Other worldviews trivialize sin, another form of a denial of reality. Georg Hegel made “evil” a necessary step in developing history, a view taught by evolutionists.
Yet such a view cannot account for what we know to be the case: sin and evil are abnormal, hideous, and an intrusion that reflects what should not be. Again, it is only Genesis 3 that can account for what sin truly is, along with providing an answer to sin’s hideous nature in the sovereign work of the triune God centred in Christ.
Or think of various dualist views that think of sin/evil as an equal “power” in conflict with the “good.”[17]
Dualism, such as Gnosticism and Manichaeism, which greatly affected the early church, holds that there is a moral conflict on the basic metaphysical level. The universe has a “good” power and an “evil” power, which are equally matched. These two powers are intermingled in the world, and both are aspects of human nature.
17. On sin as dualism, see Blocher, Evil and the Cross, 15–16.
Again, such views are contrary to Scripture and offer no answers to the serious nature of the human condition. Evil is often tied to matter in these systems, thus devaluing creation and our physical bodies. This not only denies the goodness of God’s creation but also robs us of a Redeemer who assumed human nature.

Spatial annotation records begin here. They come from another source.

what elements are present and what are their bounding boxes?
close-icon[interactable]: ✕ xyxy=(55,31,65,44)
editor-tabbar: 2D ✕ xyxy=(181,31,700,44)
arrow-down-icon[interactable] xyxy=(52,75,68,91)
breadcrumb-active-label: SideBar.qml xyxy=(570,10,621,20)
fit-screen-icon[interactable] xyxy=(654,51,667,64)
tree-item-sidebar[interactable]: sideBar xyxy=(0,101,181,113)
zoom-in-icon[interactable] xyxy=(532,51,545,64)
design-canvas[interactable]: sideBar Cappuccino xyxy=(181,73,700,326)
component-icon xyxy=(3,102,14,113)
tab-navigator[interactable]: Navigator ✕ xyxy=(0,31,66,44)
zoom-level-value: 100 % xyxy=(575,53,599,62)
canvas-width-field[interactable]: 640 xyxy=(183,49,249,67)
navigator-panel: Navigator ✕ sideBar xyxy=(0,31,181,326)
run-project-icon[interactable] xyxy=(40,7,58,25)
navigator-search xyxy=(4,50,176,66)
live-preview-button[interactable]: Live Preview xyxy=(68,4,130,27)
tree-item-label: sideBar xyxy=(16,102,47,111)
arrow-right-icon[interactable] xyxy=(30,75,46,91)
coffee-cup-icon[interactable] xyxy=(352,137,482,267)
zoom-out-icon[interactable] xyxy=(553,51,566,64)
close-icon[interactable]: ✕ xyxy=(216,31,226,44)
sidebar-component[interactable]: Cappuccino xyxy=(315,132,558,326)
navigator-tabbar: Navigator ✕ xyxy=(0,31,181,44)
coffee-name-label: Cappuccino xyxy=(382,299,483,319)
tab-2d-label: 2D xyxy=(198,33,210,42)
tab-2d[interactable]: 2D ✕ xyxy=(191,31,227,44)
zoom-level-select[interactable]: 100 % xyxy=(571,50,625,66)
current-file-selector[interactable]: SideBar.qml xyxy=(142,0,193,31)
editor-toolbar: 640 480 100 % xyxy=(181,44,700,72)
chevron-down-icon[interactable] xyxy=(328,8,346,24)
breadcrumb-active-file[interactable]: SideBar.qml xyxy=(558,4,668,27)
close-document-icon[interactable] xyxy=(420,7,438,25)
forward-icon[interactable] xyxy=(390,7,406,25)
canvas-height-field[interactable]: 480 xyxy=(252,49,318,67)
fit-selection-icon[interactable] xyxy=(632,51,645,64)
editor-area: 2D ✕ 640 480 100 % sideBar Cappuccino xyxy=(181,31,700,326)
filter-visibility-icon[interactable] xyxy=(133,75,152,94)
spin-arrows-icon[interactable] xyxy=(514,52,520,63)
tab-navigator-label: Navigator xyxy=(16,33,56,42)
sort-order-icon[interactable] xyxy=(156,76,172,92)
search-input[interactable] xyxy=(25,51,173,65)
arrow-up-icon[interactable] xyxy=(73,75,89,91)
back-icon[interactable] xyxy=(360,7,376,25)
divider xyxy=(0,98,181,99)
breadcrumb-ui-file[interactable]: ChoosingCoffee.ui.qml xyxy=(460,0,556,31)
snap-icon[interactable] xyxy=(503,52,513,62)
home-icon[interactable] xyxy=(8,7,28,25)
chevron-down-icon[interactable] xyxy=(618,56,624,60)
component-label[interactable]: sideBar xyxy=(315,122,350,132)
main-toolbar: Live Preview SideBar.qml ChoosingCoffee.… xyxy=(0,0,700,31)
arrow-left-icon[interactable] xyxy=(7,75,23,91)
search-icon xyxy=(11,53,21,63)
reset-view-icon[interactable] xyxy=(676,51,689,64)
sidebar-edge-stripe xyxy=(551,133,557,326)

In that, human nature redeemed us from sin, securing our justification and the reality of a new creation. Ultimately, such views deny the uniqueness, transcendence, self-sufficiency, and absoluteness of God since it posits another “eternal” thing that exists that is not subject to God’s sovereignty. Furthermore, like all non-Christian views, such views make sin a “substance”—thus rejecting the notion of sin as a “moral” evil—which entails that there is no such thing as human responsibility and, ultimately, no remedy for it.
Concluding Reflection
Any sane person knows there is something wrong with the human race, but it is only the Bible’s answer, grounded in Genesis 3, that truly explains what is wrong with us. All non-Christian views, in the end, are a denial of reality, and the consequence of such views is disaster, not only in failing to understand who humans are but also in providing no solution to the problem of sin. If we fail to understand the true nature of the human problem, as Scripture defines it, we will never appreciate the Bible’s only solution. In this regard, Genesis 3 is indeed one of the most significant texts in Scripture because apart from a correct understanding of it in its immediate context and in light of the entire canon, we will fail to appreciate our desperate condition due to Adam’s sin, and the glorious solution to it in Christ Jesus our Lord.